Great. Maybe one I know there’s a huge amount of uncertainty right now, it’s clear, but maybe thoughts on implications as we think of the recovery coming out of this. And in a very specific sense, on curtailments, what’s the signal? Is it clearly just is it just netback price that will drive the resumption of those volumes, at least on the ones that you operate and control? And then as we think about the budget, as we move out of the current level of spend and you start to work your way back towards maybe the $20 billion level that we were in before, I mean, how do you what are the sort of signals that you see that will, I guess, first, allow you to turn on curtailed volumes and then allow you to put rigs back to work in the Permian?

Michael K. Wirth — Chairman of the Board and Chief Executive Officer

Yes. So on the first one on curtailment, I would say there are going to be market signals around the economic value of those barrels. And netbacks will be an important part of that. We will also because we can pull some of these things through the value chain, into markets, we can what export markets look like, what our we’ve got a refinery that we pull some of our Permian production into, so refining margins and the value chain opportunities will play into our thinking there as well. So we look at these things across the entire value chain. But it will be an economic signal that says these barrels are being called for by the market. And the contribution is more positive.

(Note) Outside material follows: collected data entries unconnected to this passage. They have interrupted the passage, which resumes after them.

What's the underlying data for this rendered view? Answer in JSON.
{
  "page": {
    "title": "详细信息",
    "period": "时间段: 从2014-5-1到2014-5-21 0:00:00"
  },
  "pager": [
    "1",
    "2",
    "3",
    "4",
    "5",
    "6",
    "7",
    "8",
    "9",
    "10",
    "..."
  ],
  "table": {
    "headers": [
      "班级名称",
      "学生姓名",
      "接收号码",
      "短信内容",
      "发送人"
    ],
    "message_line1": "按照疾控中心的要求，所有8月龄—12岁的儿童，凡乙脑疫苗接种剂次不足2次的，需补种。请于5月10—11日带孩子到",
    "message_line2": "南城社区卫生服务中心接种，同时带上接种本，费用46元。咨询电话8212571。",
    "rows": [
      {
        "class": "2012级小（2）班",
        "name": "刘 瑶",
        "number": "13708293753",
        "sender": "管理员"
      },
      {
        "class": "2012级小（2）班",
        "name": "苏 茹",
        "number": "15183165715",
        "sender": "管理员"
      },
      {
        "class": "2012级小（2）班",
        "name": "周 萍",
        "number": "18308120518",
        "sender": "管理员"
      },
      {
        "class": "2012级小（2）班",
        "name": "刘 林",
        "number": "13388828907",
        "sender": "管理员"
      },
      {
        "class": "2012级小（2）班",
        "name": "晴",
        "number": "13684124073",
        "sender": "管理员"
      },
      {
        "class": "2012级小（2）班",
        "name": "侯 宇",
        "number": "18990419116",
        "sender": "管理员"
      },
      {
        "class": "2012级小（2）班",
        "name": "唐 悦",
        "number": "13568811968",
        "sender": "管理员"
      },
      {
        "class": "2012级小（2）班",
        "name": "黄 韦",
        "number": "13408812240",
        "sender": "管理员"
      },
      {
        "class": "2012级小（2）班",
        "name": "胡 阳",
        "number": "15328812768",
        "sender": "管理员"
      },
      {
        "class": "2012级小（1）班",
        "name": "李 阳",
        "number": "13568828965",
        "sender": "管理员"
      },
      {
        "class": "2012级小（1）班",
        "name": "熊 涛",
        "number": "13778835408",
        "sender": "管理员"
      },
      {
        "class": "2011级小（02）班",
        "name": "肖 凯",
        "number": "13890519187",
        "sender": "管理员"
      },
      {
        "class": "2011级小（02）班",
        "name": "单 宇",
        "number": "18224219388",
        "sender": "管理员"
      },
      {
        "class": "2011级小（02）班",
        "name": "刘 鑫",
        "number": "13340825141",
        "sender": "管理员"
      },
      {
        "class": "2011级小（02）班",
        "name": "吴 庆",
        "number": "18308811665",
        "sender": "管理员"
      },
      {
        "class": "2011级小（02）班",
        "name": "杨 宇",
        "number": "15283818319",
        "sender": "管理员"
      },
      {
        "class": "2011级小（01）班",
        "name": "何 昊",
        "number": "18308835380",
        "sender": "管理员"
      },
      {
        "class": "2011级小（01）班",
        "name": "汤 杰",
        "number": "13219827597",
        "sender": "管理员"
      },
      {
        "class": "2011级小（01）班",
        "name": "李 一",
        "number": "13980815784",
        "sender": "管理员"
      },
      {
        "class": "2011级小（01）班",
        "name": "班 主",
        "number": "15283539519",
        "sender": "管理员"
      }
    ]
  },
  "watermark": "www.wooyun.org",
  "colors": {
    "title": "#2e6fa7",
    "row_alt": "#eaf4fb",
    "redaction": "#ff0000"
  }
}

In terms of the capital spending, those are longer cycle decisions than curtailments. And I think you can expect us to be thoughtful and not rush capital back into the market prematurely. But it will be our view on where markets are headed. So curtailments is kind of more or less where markets are or where they’re likely to be in the relative short term. Capital spending is going to be more of a medium-term kind of a view. And it’s because this flexible asset class, we don’t need to really look at the long-term signal, and we always factor that in. But the medium term, given the production profile on each individual unconventional well, we’ll be looking at signals that suggest that that’s strengthening and that the demand is there. And you’re going to watch OPEC, you’re going to watch inventories. There’s a whole series of indicators, I think, that will help us inform decision-making there.

I think we have one more question in the queue.

Wayne Borduin — Investor Relations

No. I think no. Actually, I think I apologize, it was Jason Gabelman, and it looks like he dropped again. We were going to try to get Jason back in, Jason Gabelman. Sorry about that.

With that, I’d like to thank everyone for your time today, and we do apologize for some of the technical and audio challenges. Rest assured, the transcript will certainly be posted shortly after the call today.

Michael K. Wirth — Chairman of the Board and Chief Executive Officer

Yes. I appreciate your patience, and I apologize for the technical difficulties. I’m not sure what happened, but not only will the transcript be posted, but this will be investigated and corrected.

Wayne Borduin — Investor Relations

Please stay safe and healthy. Jonathan, back to you.